Quer dizer, são orgulhosos porque querem a verdade definitiva e por
serem dotados dessa ambição de conhecimento vivem tropeçando em si
mesmos sem se dar conta do jardim que está ao alcance da vida de cada
um para se cultivar.
Para que se tenha medida da permanência desse tema, e num outro campo
de produção intelectual, vale lembrar o episódio da resenha publicada
em 1915 no The Times Literary Supplement sobre o livro A servidão humana,
de Somerset Maugham, lançado no mesmo ano, e na qual se afirmava que o
herói do romance, Philip Carey, do princípio ao fim da narrativa,
“estava tão ocupado com seus anseios pela lua que jamais conseguia ver
os seis vinténs a seus pés”.
Quatro anos depois da publicação da saga de formação e de aprendizagem
do torturado Philip Carey, Somerset Maugham publica um romance
inspirado na história de vida do pintor Paul Gauguin, cria um
personagem - Charles Strickland - que, de operador da bolsa de Londres,
abandona tudo - vinténs e família - e se entrega, de corpo e alma, no
Tahiti, à obsessão única e exclusiva de sua exuberante produção
artística em pintura. O livro, de 1919, teve seu título - The moon and six pence (Um gosto e seis vinténs, no Brasil) - tirado da resenha do The Times Literary Supplement,
aceita quase como uma provocação a que responde o narrador
autobiográfico do romance com uma forte simpatia pela saga do herói que
despreza os apelos materiais e as obrigações sociais de seus
compromissos e vai em busca da lua e da realização de seus sonhos.
Solução em tudo contrária à do desfecho de romântico prosaísmo que
caracteriza a paz e a tranqüilidade do jardim de amor-afeição (loving-kindness) que o casamento de Philip Carey e Sally Altheny constitui ao final da saga de formação e de amadurecimento do protagonista.
Esses dois romances de Somerset Maugham poderiam ser tomados como que
representando as duas pontas da tensão por que se estende nossa
existência no mundo e o conhecimento do mundo de nossa existência. É
como se fossem tótens epistemológicos entre os quais ressoa a pergunta
que o homem não deixará de fazer enquanto durar sua humanidade: “Qual o
sentido da vida, se é que a vida tem algum sentido?”

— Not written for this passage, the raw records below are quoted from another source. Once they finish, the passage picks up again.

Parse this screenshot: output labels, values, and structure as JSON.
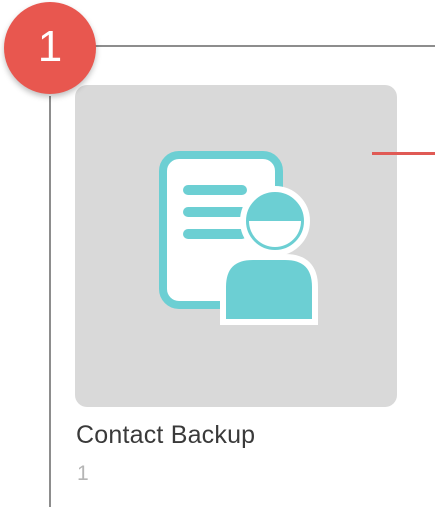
{
  "step_badge": {
    "number": "1",
    "color": "#e8574f"
  },
  "app": {
    "name": "Contact Backup",
    "count": "1",
    "icon": "contact-backup-icon",
    "icon_color": "#6ccfd3",
    "tile_color": "#d9d9d9"
  },
  "pointer": {
    "color": "#e05a55"
  }
}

Penso que o sentido da vida é o conhecimento que, desse modo, é
ilimitado pela amplitude da pergunta, e é, ao mesmo tempo, limitado e
útil pelo alcance de nossa capacidade de resposta.

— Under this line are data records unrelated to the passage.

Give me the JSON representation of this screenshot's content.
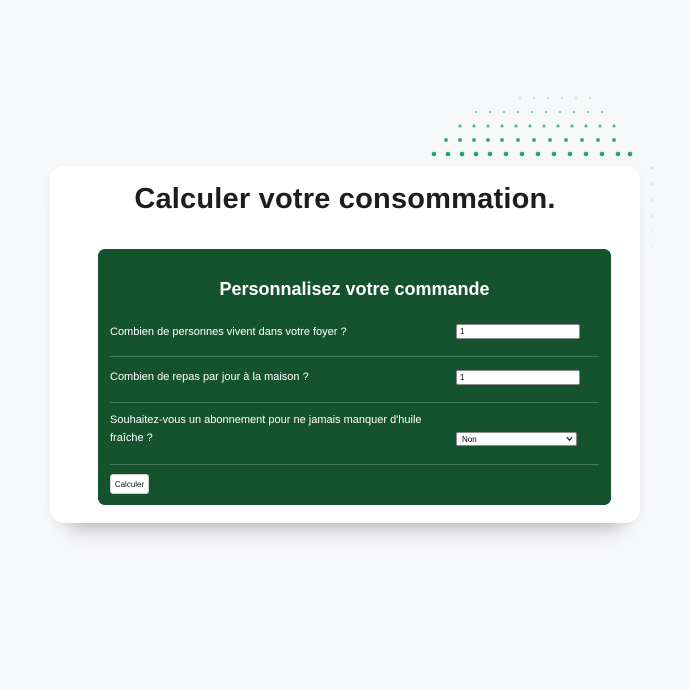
{
  "title": "Calculer votre consommation.",
  "form": {
    "heading": "Personnalisez votre commande",
    "q1_label": "Combien de personnes vivent dans votre foyer ?",
    "q1_value": "1",
    "q2_label": "Combien de repas par jour à la maison ?",
    "q2_value": "1",
    "q3_label": "Souhaitez-vous un abonnement pour ne jamais manquer d'huile fraîche ?",
    "q3_selected": "Non",
    "submit_label": "Calculer"
  },
  "colors": {
    "panel": "#14532d",
    "dots": "#22a55a",
    "background": "#f7f8fa"
  }
}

Algo parecido pode ser encontrado, ou perdido, na metáfora fantástica e
imortal do universo como a biblioteca de Babel, que nos apresenta Jorge
Luis Borges em seu conto famoso. Depois de perambular pelos paradoxos
do conhecimento contidos em sua labiríntica arquitetura, o
autor/narrador anota, sob a forma de falsa conclusão, que a biblioteca
é ilimitada e periódica. E termina : « Se um eterno viajante a
atravessasse em qualquer direção, comprovaria ao cabo dos séculos que
os mesmos volumes se repetem na mesma desordem (que repetida, seria uma
ordem : a Ordem). Minha solidão se alegra com essa elegante esperança.
Este artigo é parte do
conteúdo do discurso proferido por ocasião da outorga do título de
Doutor Honoris Causa pela École Normale Supérieure de Lyon, França, em
18/11/2006.
O texto deste discurso foi publicado, pela Fapesp, no mesmo ano da
concessão do título, na forma de plaquete, em edição bilingue
português/francês com o nome A utilidade do conhecimento / L´utilité de
la connaissance .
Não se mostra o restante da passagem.